Please add a “Retranscribe Audio” button to the “Edit Lesson” page. This button would be grayed out if the lesson does not have an audio file. When pressed it would ask “This action will permanently replace all lesson text. Are you sure?”

I’m suspecting that LingQ doesn’t offer anything that would involve it downloading the audio from YouTube for a reason. Otherwise it would be nice to have a checkbox to import the audio from YouTube for LingQ to transcribe. And also a way to retranscribe the lesson after it has already been imported but with bad subtitles (but this would require LingQ to fetch the audio from YouTube, which I am guessing is problematic).

Additional notes regarding Audio Import (which uses Whisper AI):

You may get better results if you import the audio as a Beginner level lesson. You can then change it to Intermediate or Advanced after it is transcribed. I need to test this more, but so far, with repeated testing, I get slightly better line splitting and fewer crazy long lines when I do this. Not specifying a level seems to result in the transcribing being treated as Intermediate 2. Choose a Beginner level. Beginner 1 and 2 appear to transcribe identically.
If the audio is too long, it will essentially time out and fail.
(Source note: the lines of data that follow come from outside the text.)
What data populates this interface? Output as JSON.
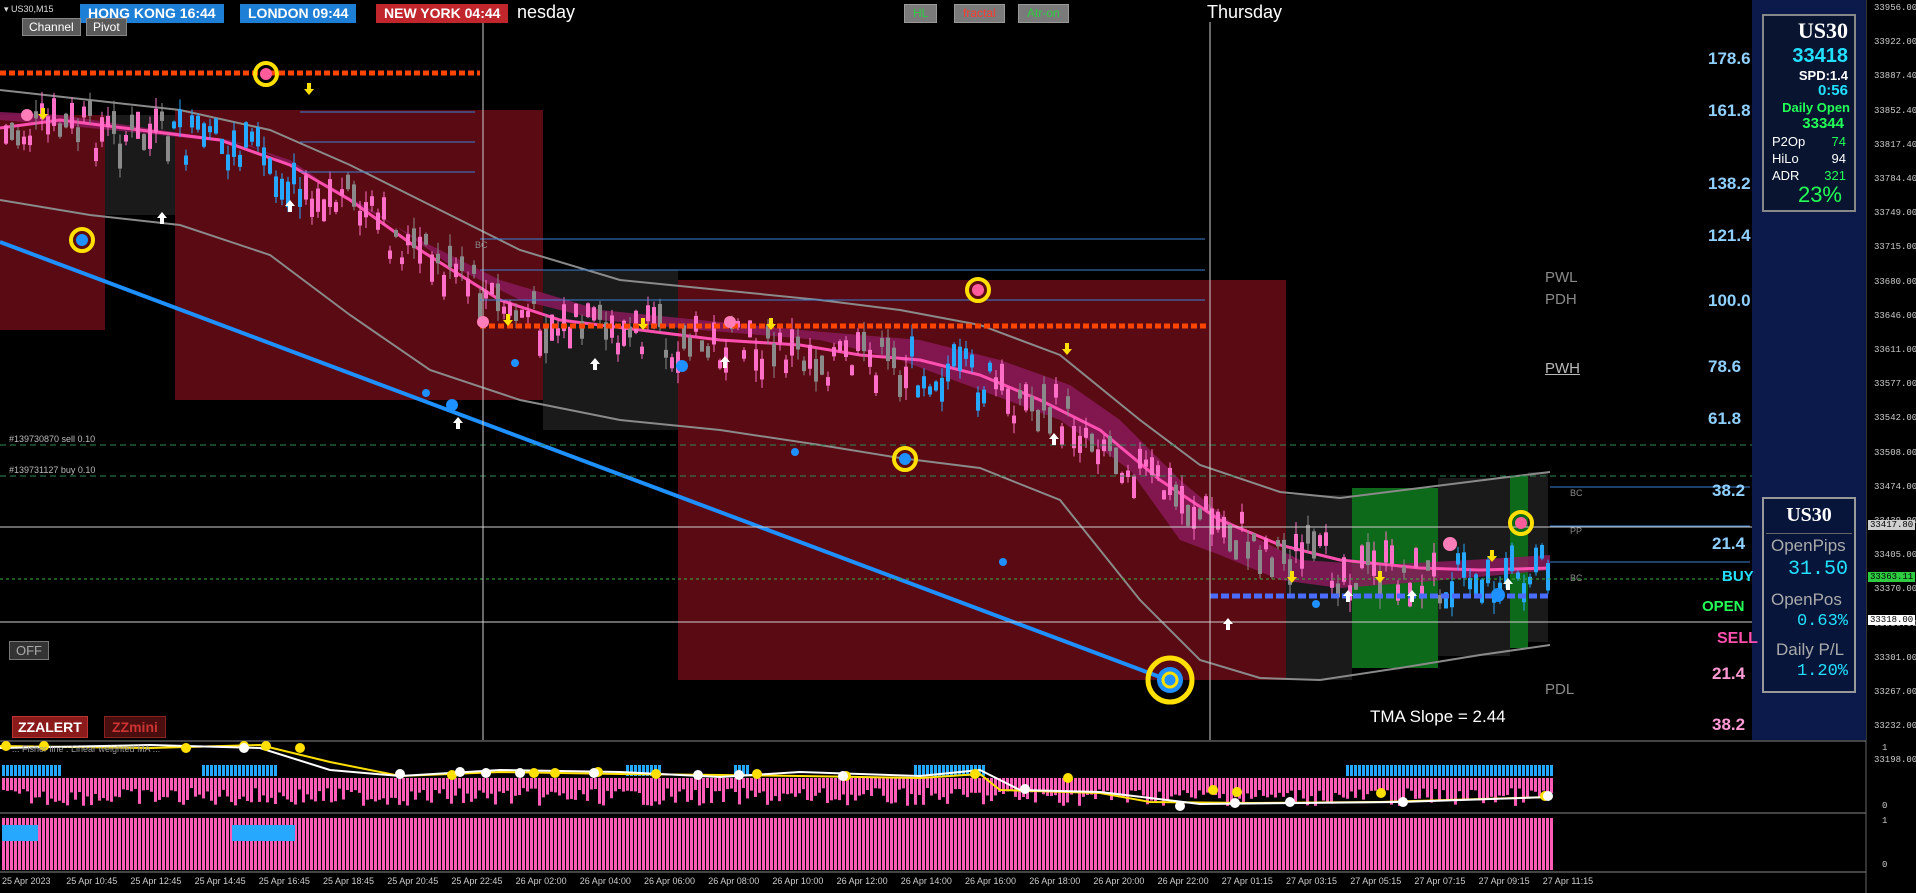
{
  "window": {
    "symbol_timeframe": "US30,M15"
  },
  "sessions": [
    {
      "label": "HONG KONG 16:44",
      "color": "#1e7fd6"
    },
    {
      "label": "LONDON  09:44",
      "color": "#1e7fd6"
    },
    {
      "label": "NEW YORK  04:44",
      "color": "#c0262c"
    }
  ],
  "buttons": {
    "channel": "Channel",
    "pivot": "Pivot",
    "hl": "HL",
    "fractal": "fractal",
    "atr": "Atr-on",
    "off": "OFF",
    "zzalert": "ZZALERT",
    "zzmini": "ZZmini"
  },
  "days": {
    "wednesday": "nesday",
    "thursday": "Thursday"
  },
  "orders": {
    "sell": "#139730870 sell 0.10",
    "buy": "#139731127 buy 0.10"
  },
  "fibo_levels": [
    "178.6",
    "161.8",
    "138.2",
    "121.4",
    "100.0",
    "78.6",
    "61.8",
    "38.2",
    "21.4",
    "21.4",
    "38.2"
  ],
  "signals": {
    "buy": "BUY",
    "open": "OPEN",
    "sell": "SELL"
  },
  "pivot_labels": {
    "pwl": "PWL",
    "pdh": "PDH",
    "pwh": "PWH",
    "pdl": "PDL",
    "bc_top": "BC",
    "pp": "PP",
    "bc_mid": "BC",
    "bc_left": "BC"
  },
  "tma_slope": "TMA Slope = 2.44",
  "info_panel": {
    "symbol": "US30",
    "price": "33418",
    "spread": "SPD:1.4",
    "timer": "0:56",
    "daily_open_label": "Daily Open",
    "daily_open": "33344",
    "rows": [
      {
        "label": "P2Op",
        "value": "74"
      },
      {
        "label": "HiLo",
        "value": "94"
      },
      {
        "label": "ADR",
        "value": "321"
      }
    ],
    "percent": "23%"
  },
  "pl_panel": {
    "symbol": "US30",
    "open_pips_label": "OpenPips",
    "open_pips": "31.50",
    "open_pos_label": "OpenPos",
    "open_pos": "0.63%",
    "daily_pl_label": "Daily P/L",
    "daily_pl": "1.20%"
  },
  "price_axis": [
    "33956.00",
    "33922.00",
    "33887.40",
    "33852.40",
    "33817.40",
    "33784.40",
    "33749.00",
    "33715.00",
    "33680.00",
    "33646.00",
    "33611.00",
    "33577.00",
    "33542.00",
    "33508.00",
    "33474.00",
    "33439.00",
    "33405.00",
    "33370.00",
    "33336.00",
    "33301.00",
    "33267.00",
    "33232.00",
    "33198.00"
  ],
  "price_tags": {
    "bid": "33417.80",
    "buy_line": "33363.11",
    "sell_line": "33318.00"
  },
  "osc_axis": {
    "top": "1",
    "bottom": "0",
    "top2": "1",
    "bottom2": "0"
  },
  "osc1_label": "... Fisher line : Linear weighted MA ...",
  "time_axis": [
    "25 Apr 2023",
    "25 Apr 10:45",
    "25 Apr 12:45",
    "25 Apr 14:45",
    "25 Apr 16:45",
    "25 Apr 18:45",
    "25 Apr 20:45",
    "25 Apr 22:45",
    "26 Apr 02:00",
    "26 Apr 04:00",
    "26 Apr 06:00",
    "26 Apr 08:00",
    "26 Apr 10:00",
    "26 Apr 12:00",
    "26 Apr 14:00",
    "26 Apr 16:00",
    "26 Apr 18:00",
    "26 Apr 20:00",
    "26 Apr 22:00",
    "27 Apr 01:15",
    "27 Apr 03:15",
    "27 Apr 05:15",
    "27 Apr 07:15",
    "27 Apr 09:15",
    "27 Apr 11:15"
  ],
  "colors": {
    "band": "#5a0a12",
    "tma": "#ff4fb0",
    "channel": "#1e90ff",
    "pivot": "#ff4500"
  }
}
I’ve had 50 minute long lessons with audio files around 35 MB fail, but was eventually able to do it partially by importing a smaller size audio file (96kbps instead of 128kbps .m4a). I haven’t needed to try this yet, but if I get stuck again, I will try a mono file instead of a stereo one, .mp3 if needed. The file size should be a lot smaller, and perhaps the processing time a lot less.
Also with importing of long audio that appears to time out: After many minutes of processing, LingQ seems to often report a failure to import the audio file, and offer something along the lines of “Click here to delete the lesson”. When you see this, wait instead. I have seen the lesson all of a sudden appearing as being ok, meaning no longer failed. It seems that whatever times out the importing of the lesson, and reports it as a failed import, doesn’t actually stop Whisper AI from continuing. And if you just wait longer, the lesson will eventually appear as ready.
On some videos with background noise (like crowds cheering) you will get wildly different transcriptions each time you try to do an audio import. I discovered this yesterday. (First import with a 96kbps file had no spoken words transcribed, just some descriptions of sounds! 2nd attempt importing with a 128kbps file was pretty good, but I regretted deleting 2 paragraphs with cheering that were transcribed as “Sounds of war”, so I deleted the lesson and tried again, but got different results that were nowhere close to as good, over and over again, with wildly different transcriptions, like as if an AI with a completely different personality, whose native language was different, and perhaps with different hearing problems transcribed it each time, before finally getting one that was decent again. Luckily this was a 1 minute video, so the imports were fairly quick.)

At some point, when I have more time, I may write up a better guide to importing from YouTube.